Osmo Vänskä et la symphonie-monde
Gustav Mahler (1860-1911) : Symphonie n°3 en ré mineur. Jennifer Johnston, mezzo-soprano ; Chœur de femmes du Minnesota Chorale, Minnesota Boychoir, Minnesota Orchestra, Osmo Vänskä. 2022. Livret en anglais, allemand et français. 104’07’’. BIS 2486.
Avec cette Symphonie n°3, le chef d’orchestre Osmo Vänskä met un terme à son intégrale Mahler. Bis éditant simultanément à cette parution un coffret intégral, nous réécouterons cette somme dans son ensemble, mais concentrons-nous ici sur cette fabuleuse partition.
Comme avec les précédents volumes, Osmo Vänskä adopte une approche mesurée et construite au service de la musique. Point de grand barnum orchestral d’une mécanique rutilante et démonstrative. Le premier mouvement surprend par une certaine forme de retenue. Le chef ne cherche pas à faire exploser les forces telluriques, mais se veut le grand architecte d’un avènement d’un monde qui, selon cette partition, ne peut être que beau. On admire la construction patiente qui s’appuie sur le soin apporté aux textures et aux équilibres. Nous ne sommes pas dans la sculpture granitique et intimidante mais dans une peinture de paysage qui rend un univers de formes, de couleurs et de nuances. Mais la grande réussite d’Osmo Vänskä est de ne pas dénerver le discours qui garde sa tension et sa linéarité mais dans des couleurs limpides d’une source à sa naissance
Mais cette mesure du temps musical permet au chef de tenir le discours sur la distance de l'œuvre jusqu’à l’apothéose du mouvement final, souvent parent pauvre des interprétations, tant son ton peu spectaculaire reste mal compris. La direction respecte particulièrement les indications de Mahler “Langsam. Ruhevoll. Empfunden “ [Lent. Calme. Avec sentiment], en particulier la notion de “Empfunden” qui n’est pas ici un pathos mais un émerveillement devant cette symphonie-monde.

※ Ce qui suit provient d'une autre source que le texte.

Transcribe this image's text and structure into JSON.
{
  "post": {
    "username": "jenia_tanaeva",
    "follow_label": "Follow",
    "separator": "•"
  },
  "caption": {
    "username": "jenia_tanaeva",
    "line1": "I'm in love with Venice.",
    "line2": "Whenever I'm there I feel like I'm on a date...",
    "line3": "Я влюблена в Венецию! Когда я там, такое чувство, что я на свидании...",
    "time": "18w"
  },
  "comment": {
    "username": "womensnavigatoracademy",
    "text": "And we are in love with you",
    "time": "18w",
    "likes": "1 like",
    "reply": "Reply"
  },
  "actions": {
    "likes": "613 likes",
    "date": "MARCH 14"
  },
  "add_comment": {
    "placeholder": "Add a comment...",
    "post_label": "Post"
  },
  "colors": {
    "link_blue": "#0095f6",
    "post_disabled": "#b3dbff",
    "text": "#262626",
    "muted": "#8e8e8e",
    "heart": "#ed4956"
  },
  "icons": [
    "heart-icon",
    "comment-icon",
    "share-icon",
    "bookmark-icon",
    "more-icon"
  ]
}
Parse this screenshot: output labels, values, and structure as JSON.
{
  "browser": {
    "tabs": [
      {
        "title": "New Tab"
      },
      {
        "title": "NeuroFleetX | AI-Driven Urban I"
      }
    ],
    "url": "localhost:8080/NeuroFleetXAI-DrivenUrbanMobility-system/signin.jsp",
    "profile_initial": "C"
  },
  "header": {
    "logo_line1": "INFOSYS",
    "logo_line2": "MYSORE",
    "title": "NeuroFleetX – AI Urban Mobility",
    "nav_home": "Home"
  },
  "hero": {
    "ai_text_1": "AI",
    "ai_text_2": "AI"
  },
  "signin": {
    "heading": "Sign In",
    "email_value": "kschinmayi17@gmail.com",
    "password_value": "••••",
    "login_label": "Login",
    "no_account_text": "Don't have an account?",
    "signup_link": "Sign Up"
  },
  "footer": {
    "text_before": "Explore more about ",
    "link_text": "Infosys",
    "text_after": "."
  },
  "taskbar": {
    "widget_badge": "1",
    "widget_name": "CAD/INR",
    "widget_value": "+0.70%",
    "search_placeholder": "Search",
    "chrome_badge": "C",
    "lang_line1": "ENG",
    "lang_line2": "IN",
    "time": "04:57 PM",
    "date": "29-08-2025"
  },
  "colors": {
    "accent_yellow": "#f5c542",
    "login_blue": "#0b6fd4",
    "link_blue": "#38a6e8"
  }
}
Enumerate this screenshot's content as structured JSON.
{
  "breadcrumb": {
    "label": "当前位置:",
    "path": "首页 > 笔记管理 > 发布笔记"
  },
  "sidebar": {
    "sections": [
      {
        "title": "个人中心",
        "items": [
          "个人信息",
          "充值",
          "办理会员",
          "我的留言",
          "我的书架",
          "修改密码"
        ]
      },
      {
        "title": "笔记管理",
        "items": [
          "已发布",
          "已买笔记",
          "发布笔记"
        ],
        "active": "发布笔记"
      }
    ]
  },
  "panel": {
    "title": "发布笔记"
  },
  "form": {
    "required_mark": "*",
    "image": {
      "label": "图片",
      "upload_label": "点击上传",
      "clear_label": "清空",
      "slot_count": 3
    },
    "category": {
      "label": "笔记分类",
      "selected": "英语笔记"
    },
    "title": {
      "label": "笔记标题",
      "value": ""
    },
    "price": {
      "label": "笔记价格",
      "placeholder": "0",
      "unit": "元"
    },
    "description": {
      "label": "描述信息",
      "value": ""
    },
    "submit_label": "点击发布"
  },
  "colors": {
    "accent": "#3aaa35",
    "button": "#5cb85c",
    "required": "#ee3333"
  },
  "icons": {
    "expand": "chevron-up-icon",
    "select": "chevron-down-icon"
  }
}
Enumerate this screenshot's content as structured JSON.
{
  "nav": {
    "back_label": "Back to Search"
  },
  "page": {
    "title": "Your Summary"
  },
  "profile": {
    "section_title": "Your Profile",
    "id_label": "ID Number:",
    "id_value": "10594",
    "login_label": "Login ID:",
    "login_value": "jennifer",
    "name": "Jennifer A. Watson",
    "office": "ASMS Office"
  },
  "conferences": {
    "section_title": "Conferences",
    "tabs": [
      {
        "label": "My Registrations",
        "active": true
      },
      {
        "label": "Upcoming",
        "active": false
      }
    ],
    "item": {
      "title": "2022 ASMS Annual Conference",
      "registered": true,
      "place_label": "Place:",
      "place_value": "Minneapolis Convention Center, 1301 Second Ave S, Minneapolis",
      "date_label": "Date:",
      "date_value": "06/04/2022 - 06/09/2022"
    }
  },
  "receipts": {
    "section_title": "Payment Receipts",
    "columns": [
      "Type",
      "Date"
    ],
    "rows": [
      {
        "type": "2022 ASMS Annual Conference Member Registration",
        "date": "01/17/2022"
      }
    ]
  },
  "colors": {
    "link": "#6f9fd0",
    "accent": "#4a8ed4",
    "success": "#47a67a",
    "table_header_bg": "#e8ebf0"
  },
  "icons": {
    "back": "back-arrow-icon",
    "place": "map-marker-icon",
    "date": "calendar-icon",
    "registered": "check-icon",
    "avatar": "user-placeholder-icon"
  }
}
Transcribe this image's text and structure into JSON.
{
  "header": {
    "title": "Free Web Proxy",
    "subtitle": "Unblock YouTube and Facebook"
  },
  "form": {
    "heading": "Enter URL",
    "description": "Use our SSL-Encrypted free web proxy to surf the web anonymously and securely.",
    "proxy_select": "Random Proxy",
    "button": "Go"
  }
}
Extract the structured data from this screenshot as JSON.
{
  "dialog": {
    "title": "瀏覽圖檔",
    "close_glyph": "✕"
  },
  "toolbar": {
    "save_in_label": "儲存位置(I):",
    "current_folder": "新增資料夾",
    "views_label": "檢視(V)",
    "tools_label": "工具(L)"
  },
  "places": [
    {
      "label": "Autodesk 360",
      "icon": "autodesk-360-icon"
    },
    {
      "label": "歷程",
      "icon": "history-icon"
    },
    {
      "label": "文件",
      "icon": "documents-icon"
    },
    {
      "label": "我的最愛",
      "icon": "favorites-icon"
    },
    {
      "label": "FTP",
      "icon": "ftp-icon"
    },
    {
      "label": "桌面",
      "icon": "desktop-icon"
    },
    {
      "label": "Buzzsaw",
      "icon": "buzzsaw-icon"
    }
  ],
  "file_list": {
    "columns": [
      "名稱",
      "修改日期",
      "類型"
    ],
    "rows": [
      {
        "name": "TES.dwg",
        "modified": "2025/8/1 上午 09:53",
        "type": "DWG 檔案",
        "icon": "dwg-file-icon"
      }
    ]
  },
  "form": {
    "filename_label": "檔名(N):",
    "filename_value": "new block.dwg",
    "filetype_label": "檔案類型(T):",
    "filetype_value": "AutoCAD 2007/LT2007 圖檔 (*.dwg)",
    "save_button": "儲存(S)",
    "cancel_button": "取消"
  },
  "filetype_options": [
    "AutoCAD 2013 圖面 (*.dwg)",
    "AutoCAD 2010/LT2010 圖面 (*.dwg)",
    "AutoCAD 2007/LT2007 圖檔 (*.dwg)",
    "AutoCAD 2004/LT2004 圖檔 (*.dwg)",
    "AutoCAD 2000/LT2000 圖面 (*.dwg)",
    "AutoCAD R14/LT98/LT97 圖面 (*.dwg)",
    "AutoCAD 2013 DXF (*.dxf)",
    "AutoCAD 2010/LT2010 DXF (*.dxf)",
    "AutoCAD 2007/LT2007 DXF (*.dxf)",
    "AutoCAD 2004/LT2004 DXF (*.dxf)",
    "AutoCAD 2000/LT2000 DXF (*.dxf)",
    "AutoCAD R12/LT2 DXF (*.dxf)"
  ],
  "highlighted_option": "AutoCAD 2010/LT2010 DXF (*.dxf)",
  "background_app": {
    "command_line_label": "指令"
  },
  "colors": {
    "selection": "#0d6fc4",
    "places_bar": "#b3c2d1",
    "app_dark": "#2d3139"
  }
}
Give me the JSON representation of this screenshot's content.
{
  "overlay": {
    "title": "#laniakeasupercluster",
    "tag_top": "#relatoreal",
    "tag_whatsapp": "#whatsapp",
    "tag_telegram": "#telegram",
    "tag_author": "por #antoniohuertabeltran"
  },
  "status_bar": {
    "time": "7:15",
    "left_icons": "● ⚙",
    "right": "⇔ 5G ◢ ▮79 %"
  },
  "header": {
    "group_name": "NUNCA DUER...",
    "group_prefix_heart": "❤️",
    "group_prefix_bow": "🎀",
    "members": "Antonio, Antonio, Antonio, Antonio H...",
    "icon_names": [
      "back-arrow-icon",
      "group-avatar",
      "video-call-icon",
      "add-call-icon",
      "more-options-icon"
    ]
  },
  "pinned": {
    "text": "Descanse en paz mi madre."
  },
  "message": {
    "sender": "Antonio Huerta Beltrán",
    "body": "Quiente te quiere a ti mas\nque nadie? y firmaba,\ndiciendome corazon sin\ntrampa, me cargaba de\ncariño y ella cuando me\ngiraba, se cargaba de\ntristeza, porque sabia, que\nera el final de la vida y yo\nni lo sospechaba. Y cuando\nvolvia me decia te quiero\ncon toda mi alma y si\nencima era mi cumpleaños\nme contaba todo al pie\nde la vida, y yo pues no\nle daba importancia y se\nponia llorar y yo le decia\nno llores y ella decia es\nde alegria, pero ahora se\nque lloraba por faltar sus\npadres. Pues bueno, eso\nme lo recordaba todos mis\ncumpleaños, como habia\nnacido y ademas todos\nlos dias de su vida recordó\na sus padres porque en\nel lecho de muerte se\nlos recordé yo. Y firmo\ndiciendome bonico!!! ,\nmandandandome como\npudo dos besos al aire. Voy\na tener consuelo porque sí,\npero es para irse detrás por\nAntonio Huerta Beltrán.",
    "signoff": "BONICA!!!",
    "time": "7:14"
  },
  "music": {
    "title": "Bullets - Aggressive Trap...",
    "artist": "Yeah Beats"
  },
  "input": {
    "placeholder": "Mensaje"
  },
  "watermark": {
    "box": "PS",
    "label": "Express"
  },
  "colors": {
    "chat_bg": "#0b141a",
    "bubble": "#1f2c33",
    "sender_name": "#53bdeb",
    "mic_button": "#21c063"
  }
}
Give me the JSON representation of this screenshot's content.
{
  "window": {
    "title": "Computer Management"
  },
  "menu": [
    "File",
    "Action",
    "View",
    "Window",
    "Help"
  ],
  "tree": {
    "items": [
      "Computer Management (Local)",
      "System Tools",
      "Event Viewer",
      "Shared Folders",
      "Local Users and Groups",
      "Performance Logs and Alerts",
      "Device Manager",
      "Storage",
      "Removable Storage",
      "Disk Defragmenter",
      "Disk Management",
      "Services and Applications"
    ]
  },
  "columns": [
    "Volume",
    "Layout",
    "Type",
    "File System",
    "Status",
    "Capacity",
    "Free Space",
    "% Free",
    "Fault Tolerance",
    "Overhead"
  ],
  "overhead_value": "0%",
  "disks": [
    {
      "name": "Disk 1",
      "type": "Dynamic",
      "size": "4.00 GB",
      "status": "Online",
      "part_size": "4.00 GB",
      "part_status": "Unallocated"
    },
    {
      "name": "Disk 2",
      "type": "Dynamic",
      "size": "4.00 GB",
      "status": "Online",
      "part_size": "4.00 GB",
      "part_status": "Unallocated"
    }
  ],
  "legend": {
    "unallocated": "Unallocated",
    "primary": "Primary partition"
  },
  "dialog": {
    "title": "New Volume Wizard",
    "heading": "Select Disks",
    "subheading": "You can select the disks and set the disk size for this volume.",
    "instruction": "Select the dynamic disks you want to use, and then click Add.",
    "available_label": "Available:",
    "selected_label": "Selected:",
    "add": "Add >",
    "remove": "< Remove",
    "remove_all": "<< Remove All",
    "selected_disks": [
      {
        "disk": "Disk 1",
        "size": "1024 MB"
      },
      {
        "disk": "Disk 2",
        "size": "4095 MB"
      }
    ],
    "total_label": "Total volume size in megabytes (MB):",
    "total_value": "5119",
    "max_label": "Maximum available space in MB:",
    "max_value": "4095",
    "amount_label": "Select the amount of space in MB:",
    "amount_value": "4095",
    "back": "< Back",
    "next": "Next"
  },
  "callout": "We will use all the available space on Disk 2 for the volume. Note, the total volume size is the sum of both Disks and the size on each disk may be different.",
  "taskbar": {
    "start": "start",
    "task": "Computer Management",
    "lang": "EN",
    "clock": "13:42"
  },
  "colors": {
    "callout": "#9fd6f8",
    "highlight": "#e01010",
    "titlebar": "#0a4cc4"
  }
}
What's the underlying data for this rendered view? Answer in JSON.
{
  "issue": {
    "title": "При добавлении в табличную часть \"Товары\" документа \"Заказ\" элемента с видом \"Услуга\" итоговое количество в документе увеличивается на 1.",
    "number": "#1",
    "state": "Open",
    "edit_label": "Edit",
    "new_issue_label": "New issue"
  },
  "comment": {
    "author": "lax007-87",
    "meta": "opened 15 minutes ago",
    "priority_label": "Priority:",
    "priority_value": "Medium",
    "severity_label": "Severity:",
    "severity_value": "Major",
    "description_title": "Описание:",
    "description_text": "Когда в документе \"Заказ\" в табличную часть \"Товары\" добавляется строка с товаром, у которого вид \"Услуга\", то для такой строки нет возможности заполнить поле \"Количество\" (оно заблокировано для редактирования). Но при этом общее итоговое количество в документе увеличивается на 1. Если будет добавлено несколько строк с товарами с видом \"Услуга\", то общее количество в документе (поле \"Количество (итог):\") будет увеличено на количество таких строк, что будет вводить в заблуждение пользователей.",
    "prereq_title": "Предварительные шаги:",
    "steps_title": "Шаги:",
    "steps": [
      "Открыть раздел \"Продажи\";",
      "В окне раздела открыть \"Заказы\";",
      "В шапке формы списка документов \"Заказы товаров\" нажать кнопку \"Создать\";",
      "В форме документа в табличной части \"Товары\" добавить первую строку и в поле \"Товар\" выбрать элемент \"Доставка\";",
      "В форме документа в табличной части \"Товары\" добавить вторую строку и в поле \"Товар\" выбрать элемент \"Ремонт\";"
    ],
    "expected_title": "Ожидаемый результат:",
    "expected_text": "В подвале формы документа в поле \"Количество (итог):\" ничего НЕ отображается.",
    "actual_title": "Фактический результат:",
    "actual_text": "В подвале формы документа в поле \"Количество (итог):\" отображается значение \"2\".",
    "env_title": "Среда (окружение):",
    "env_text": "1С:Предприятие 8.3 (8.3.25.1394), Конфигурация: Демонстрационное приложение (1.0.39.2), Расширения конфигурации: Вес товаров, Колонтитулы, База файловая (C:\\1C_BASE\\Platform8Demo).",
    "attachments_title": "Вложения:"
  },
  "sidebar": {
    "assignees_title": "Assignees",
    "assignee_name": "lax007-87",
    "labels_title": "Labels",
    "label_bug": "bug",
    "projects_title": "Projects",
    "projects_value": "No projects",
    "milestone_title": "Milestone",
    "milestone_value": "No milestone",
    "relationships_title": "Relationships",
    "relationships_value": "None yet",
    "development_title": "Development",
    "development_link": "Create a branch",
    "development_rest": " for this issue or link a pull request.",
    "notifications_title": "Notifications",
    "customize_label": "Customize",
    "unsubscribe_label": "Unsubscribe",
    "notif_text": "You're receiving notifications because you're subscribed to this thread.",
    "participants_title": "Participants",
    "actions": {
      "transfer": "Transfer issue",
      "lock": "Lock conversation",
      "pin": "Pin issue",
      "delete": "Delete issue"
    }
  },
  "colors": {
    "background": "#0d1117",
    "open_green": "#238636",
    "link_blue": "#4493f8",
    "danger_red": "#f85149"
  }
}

Autre immense qualité de cette lecture, le soin des détails et des nuances. Le matériau orchestral est déjà d’une beauté incroyable mais le chef soigne les césures, les gradations et les dynamiques. Certains moments sont extraordinaires tels que la fin du troisième mouvement avec le dialogue entre le cor de postillon et les cors ou le début du final avec ce tapis de cordes aéré et mobile.
Enfin, cette interprétation ne serait pas possible sans la complicité des musiciens du Minnesota Orchestra. Certes, il s’agit d’un orchestre à l’histoire des plus prestigieuses et qui s’inscrit dans la légende du disque, mais on ne peut qu’admirer le niveau stratosphérique de ses pupitres tant dans les individualités que le collectif. Ces musiciens ne semblent avoir aucune limites dans les nuances, la musicalité et la capacité à fusionner avec la vision de leur chef. Mention très bien aussi pour les forces chorales et la mezzo-soprano Jennifer Johnston.
La prise de son Bis est également fabuleuse dans sa capacité à rendre les couleurs orchestrales et la gamme des nuances. On a rarement été autant dans l’orchestre nous délectant de cette musique.
Au risque de se répéter quand il s’agit d’Osmo Vänskä, c’est encore un accomplissement musical majeur de l’un des plus grands chefs de notre temps, un chef qui impose sa vision singulière et personnelle d’un enregistrement qui marque son temps.